摘要
This study aims to integrate flow cytometry of peripheral blood with single-cell RNA-sequencing of aortic tissue to characterize NKT-cell subsets and their functional states in TAK, and to identify mechanistic biomarkers and therapeutic targets.
We performed flow cytometric analysis of peripheral blood from 98 TAK patients and 50 healthy controls to phenotype NKT cells and their CD8⁺ subsets using CD3, CD56 and CD8, and to assess functional potential via granzyme B, perforin and IFN-γ expression. In parallel, This study utilized single-cell transcriptome analysis on aortic specimens from three TAK patients, with control data sourced from a publicly available database (GSE155468). Differentially expressed genes (DEGs) were defined at false-discovery rate < 0.05. Functional enrichment used Gene Ontology and KEGG pathways, and CellChat inferred intercellular ligand–receptor communication.
Flow cytometry reveals reduced peripheral blood NKT and CD8⁺ NKT cells with increased IL‑4⁺ NKT cells in patients with Takayasu arteritis
Peripheral blood samples from 98 patients with Takayasu arteritis (TAK) and 50 healthy controls were analyzed, with human NKT cells defined as CD3⁺CD56⁺ lymphocytes (Fig. 1a). Both the frequencies and absolute counts of NKT and CD8⁺ NKT cells among total gated lymphocytes were significantly lower in TAK patients than in healthy controls (P < 0.0001) (Fig. 1b). Concurrently, expression levels of granzyme B and interferon‑γ were decreased, while interleukin‑4 was increased (Fig. 1c), indicating a functional shift of NKT cells from cytotoxicity toward immunoregulation. No significant differences in NKT cell proportions were observed between active and inactive disease stages (Fig. 1d), suggesting that this phenotype represents an inherent disease feature rather than a marker of disease activity.

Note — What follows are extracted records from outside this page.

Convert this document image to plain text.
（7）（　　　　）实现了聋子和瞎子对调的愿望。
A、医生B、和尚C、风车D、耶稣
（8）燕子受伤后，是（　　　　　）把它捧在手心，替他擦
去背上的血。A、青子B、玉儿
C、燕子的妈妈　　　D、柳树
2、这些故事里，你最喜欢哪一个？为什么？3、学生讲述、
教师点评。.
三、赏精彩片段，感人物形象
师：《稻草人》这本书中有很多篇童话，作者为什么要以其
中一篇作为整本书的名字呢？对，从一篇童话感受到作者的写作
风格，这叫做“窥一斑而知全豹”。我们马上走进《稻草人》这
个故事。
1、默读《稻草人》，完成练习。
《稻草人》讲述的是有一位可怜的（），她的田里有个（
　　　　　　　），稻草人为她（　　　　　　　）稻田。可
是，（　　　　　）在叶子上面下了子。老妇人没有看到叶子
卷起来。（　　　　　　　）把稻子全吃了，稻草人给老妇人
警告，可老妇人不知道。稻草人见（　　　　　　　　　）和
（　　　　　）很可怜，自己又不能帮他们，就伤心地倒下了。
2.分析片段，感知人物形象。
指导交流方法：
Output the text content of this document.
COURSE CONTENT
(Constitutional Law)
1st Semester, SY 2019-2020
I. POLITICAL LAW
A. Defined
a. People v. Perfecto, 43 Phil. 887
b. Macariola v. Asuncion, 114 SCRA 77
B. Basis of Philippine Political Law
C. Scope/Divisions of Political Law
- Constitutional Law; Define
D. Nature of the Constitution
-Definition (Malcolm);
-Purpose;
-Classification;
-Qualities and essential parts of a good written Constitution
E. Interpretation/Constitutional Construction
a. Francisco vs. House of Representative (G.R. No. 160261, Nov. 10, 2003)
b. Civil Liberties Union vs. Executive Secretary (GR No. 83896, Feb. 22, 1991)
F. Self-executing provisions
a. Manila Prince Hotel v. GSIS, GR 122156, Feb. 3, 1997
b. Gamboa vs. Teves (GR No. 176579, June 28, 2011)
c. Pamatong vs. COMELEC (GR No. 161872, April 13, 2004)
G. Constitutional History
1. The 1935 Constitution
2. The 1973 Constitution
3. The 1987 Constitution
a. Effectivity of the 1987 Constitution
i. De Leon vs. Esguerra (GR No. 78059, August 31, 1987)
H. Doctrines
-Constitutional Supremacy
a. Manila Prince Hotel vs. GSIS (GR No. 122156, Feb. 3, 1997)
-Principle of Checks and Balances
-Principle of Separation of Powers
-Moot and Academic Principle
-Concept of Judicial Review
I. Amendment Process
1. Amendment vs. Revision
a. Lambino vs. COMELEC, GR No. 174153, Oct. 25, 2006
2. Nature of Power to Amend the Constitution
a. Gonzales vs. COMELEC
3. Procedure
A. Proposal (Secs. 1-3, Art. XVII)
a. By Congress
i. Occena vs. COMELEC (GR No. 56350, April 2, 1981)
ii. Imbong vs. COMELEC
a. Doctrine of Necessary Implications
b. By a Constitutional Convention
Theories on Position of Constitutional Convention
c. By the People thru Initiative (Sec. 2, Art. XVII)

Single‑cell RNA‑sequencing identifies expanded FCGR3A⁺ NKT cells in aortic lesions of patients with Takayasu arteritis
Single‑cell RNA‑sequencing was performed on aortic specimens from 3 TAK patients and 3 healthy controls, identifying nine transcriptionally distinct cell subsets (Fig. 2a). Further clustering of T cell subsets resolved six subpopulations (Fig. 2b). Compared with controls, FCGR3A⁺ NKT cells were significantly expanded in aortic tissue from TAK patients, whereas KLRC1⁺ NKT cells were virtually absent (Fig. 2c). Expression levels of granzyme B, perforin, and interferon‑γ were markedly higher in FCGR3A⁺ NKT cells from the TAK group than in KLRC1⁺ NKT cells from controls, indicating enhanced cytotoxic function of NKT cells in TAK lesions (Fig. 2d). Subsequent Gene Ontology (GO) and Kyoto Encyclopedia of Genes and Genomes (KEGG) enrichment analyses identified the top 20 GO terms and KEGG pathways. FCGR3A⁺ NKT cells in the TAK group were enriched in autoimmune and pro‑inflammatory pathways (Fig. 3a), whereas KLRC1⁺ NKT cells in controls were enriched in NK cell‑mediated cytotoxicity and immune regulatory pathways (Fig. 3b), with convergence in core immune functions. Based on these results, we further performed cell‑cell interaction analyses focusing on FCGR3A⁺ NKT cells in TAK and KLRC1⁺ NKT cells in controls. Interaction network analysis demonstrated enhanced crosstalk between FCGR3A⁺ NKT cells and CD8⁺ effector T cells, driving inflammation, whereas KLRC1⁺ NKT cells interacted actively with regulatory T cells (Tregs) to maintain immune homeostasis (Fig. 2e). Pro‑inflammatory transcription factors were strongly upregulated in FCGR3A⁺ NKT cells, establishing these cells as a central hub in TAK‑associated inflammatory networks.
By integrating flow cytometric analysis of peripheral blood and single-cell transcriptomic profiling of aortic tissues from TAK patients and healthy controls, we identified compartmentalized alterations of NKT cells in TAK. Specifically, circulating NKT and CD8⁺ NKT cells were decreased in conjunction with an expanded IL‑4⁺ NKT cell population, while FCGR3A⁺ NKT cells were markedly enriched in aortic lesions. Interaction analysis further demonstrated that FCGR3A⁺ NKT cells preferentially engaged with CD8⁺ effector T cells to promote inflammatory responses, whereas KLRC1⁺ NKT cells in controls interacted actively with regulatory T cells to preserve immune homeostasis. These findings highlight divergent NKT cell profiles between the peripheral circulation and vascular lesions in TAK. We hypothesize that cytotoxic FCGR3A⁺ NKT cells may undergo polarization and migrate from peripheral blood to aortic lesions, where they exert pro‑inflammatory and cytotoxic effects that contribute to vascular inflammation and remodeling.